Przewodnik turystyczny — Draugasetrid (The Ghost Center in Stokkseyri)
Draugasetrid, also known as the Ghost Center in Stokkseyri, is one of the most interesting museums in Iceland dedicated to folklore and ghost stories.
Travelers can visit the museum by joining customizable and private tours on the South Coast, where Stokkseyri village is located. For example, this 10-Hour super jeep tour of the South Coast from Reykjavik allows you to customize your itinerary fully and add attractions such as Draugasetrid.
What is the Draugasetrid Museum in South Iceland?
Draugasetrid, written as Draugasetrið in Icelandic, lies in the small fishing village of Stokkseyri on the southern coast of Iceland. The village is approximately 65 kilometers (40 miles) southeast of Reykjavik and is easily accessible via Iceland's ring road.
The museum's location in Stokkseyri offers visitors a chance to explore the fascinating world of Icelandic folklore and the natural beauty and charm of this small coastal village.
Draugasetrid is more commonly known to travelers as the Ghost Center because of its focus on local supernatural beings. The center is dedicated to Icelandic folklore, specifically the ghost stories passed down through generations.
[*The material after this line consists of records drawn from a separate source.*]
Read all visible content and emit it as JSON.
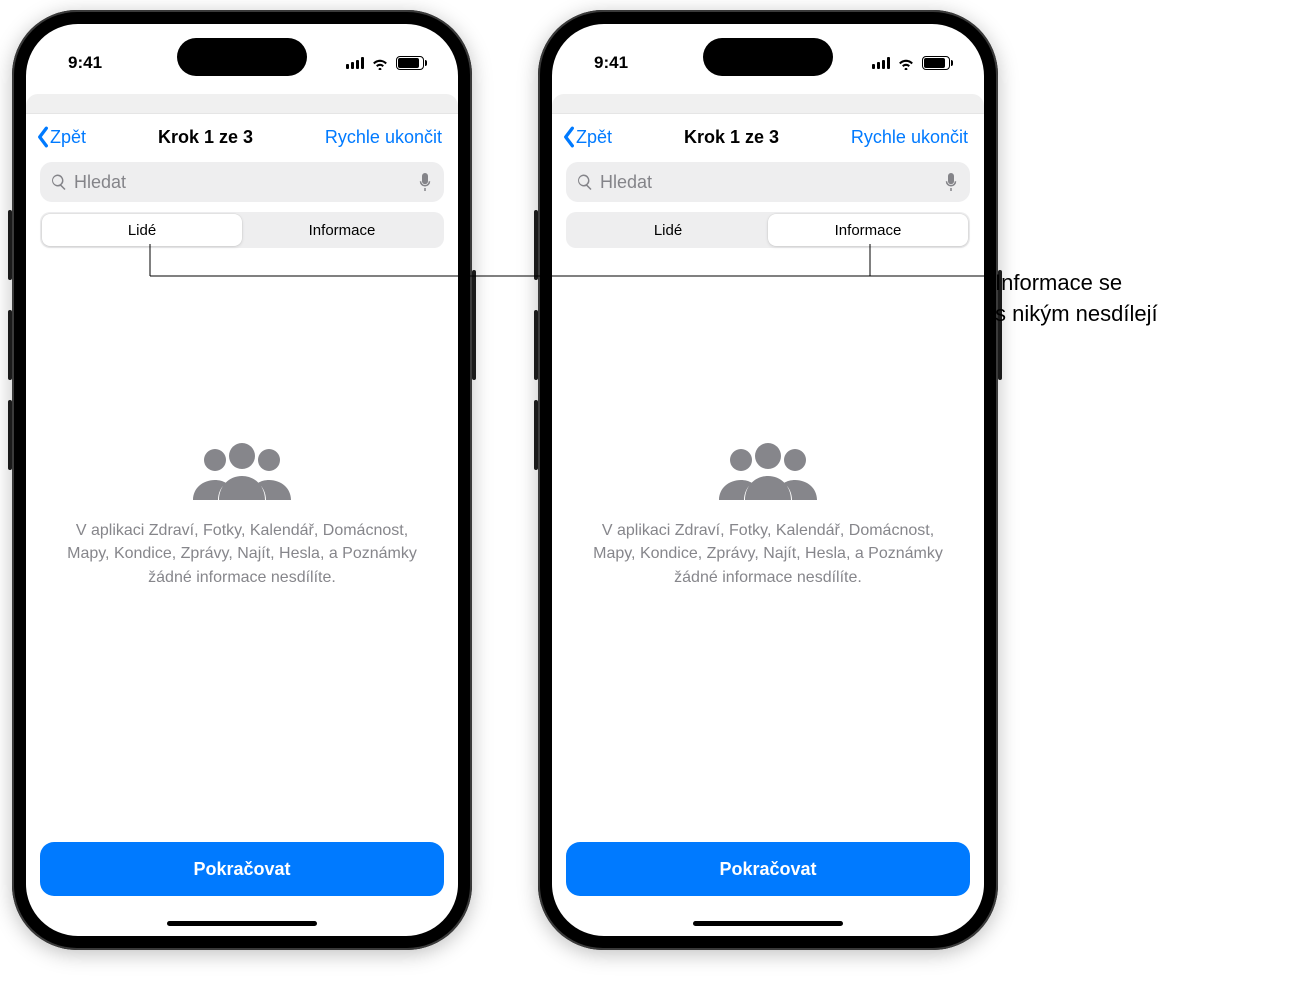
{
  "status": {
    "time": "9:41"
  },
  "nav": {
    "back": "Zpět",
    "title": "Krok 1 ze 3",
    "action": "Rychle ukončit"
  },
  "search": {
    "placeholder": "Hledat"
  },
  "segments": {
    "people": "Lidé",
    "info": "Informace"
  },
  "empty": {
    "text": "V aplikaci Zdraví, Fotky, Kalendář, Domácnost, Mapy, Kondice, Zprávy, Najít, Hesla, a Poznámky žádné informace nesdílíte."
  },
  "cta": "Pokračovat",
  "callout": {
    "line1": "Informace se",
    "line2": "s nikým nesdílejí"
  },
  "phones": [
    {
      "active_segment": "people"
    },
    {
      "active_segment": "info"
    }
  ]
}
It offers visitors an immersive experience that combines storytelling, special effects, and a spooky atmosphere to bring different tales to life.
Guests can visit the Ghost Center by appointment from July to October, every Thursday to Sunday. The entrance ticket varies per age bracket but is 15 USD (2,000 ISK) for adults.
What to See in the Ghost Center of Stokkseyri?
As one of the unique attractions in Iceland, guests can expect to see exciting yet spooky displays while exploring Draugasetrid. It sits on a 10,763 square feet (1000 square meters) ghost maze, built to resemble a haunted house.
Inside the Ghost Center, you can engage with interactive elements to help you understand the stories and the cultural context that shaped the country's rich folklore. The center features several rooms dedicated to different ghost stories from Icelandic folklore.
These stories are brought to life through animatronics, sound effects, multimedia displays, and atmospheric lighting, creating an immersive and spooky experience. There are also recreations of ghosts and their habitats through sculptures, rocks, and other objects.
To understand the stories and displays, you can use the facility's audio guides in English, Chinese, German, Japanese, French, and other languages.
In addition, there's also a snack bar near the entrance of Draugasetrid, where you can buy alcoholic drinks, coffee, snacks, and souvenirs.
Popular Ghost Stories Featured in the Draugasetrid Museum
The Ghost Center in Stokkseyri features 24 ghost stories that have haunted Iceland for centuries. While the specific ghost stories and exhibits at the Ghost Center in Stokkseyri may change over time, most of these well-known Icelandic ghost stories and supernatural beings remain.
One of the most famous ghost stories here is about the Deacon of Dark River or Djakninn a Myrka. This ghost story is about a deacon who dies in an accident while trying to cross a river to visit his lover. After his death, he returns as a ghost and continues to see her, not realizing he is dead.
Other popular stories in the haunted museum are Selkolla and the Mori ghost. While Selkolla is a woman who can transform into a seal, the Mori ghost is a vengeful ghost who haunts the occupants of a farm in southern Iceland.
How to Travel to the Ghost Center in Stokkseyri
The most convenient way to reach the Ghost Center in Stokkseyri is by private car from Reykjavik. You can take Route 1 or the ring road southeastward from the Icelandic capital before crossing Route 39. From here, you'll traverse Route 34 before reaching Route 33, leading you directly to the village of Stokkseyri.
Travel time usually takes about an hour, depending on how many stops you make.
Attractions to Visit Near the Ghost Center in South Iceland
Don't miss your chance to explore another unique museum in Stokkseyri called Icelandic Wonders.
The museum focuses on the Icelandic elves, locally known as "Huldufolk," believed to live in rocks and hills throughout the country. Many Icelanders still deeply respect these hidden beings and consider them an essential part of the cultural heritage.
On the other hand, a trip to the South Coast offers the best opportunity to see two of the most breathtaking waterfalls in Iceland. Just over an hour's drive from the museum, you can visit the Seljalandsfoss waterfall and Skogafoss waterfall, known for their beautiful cascade of 200 feet (60 meters).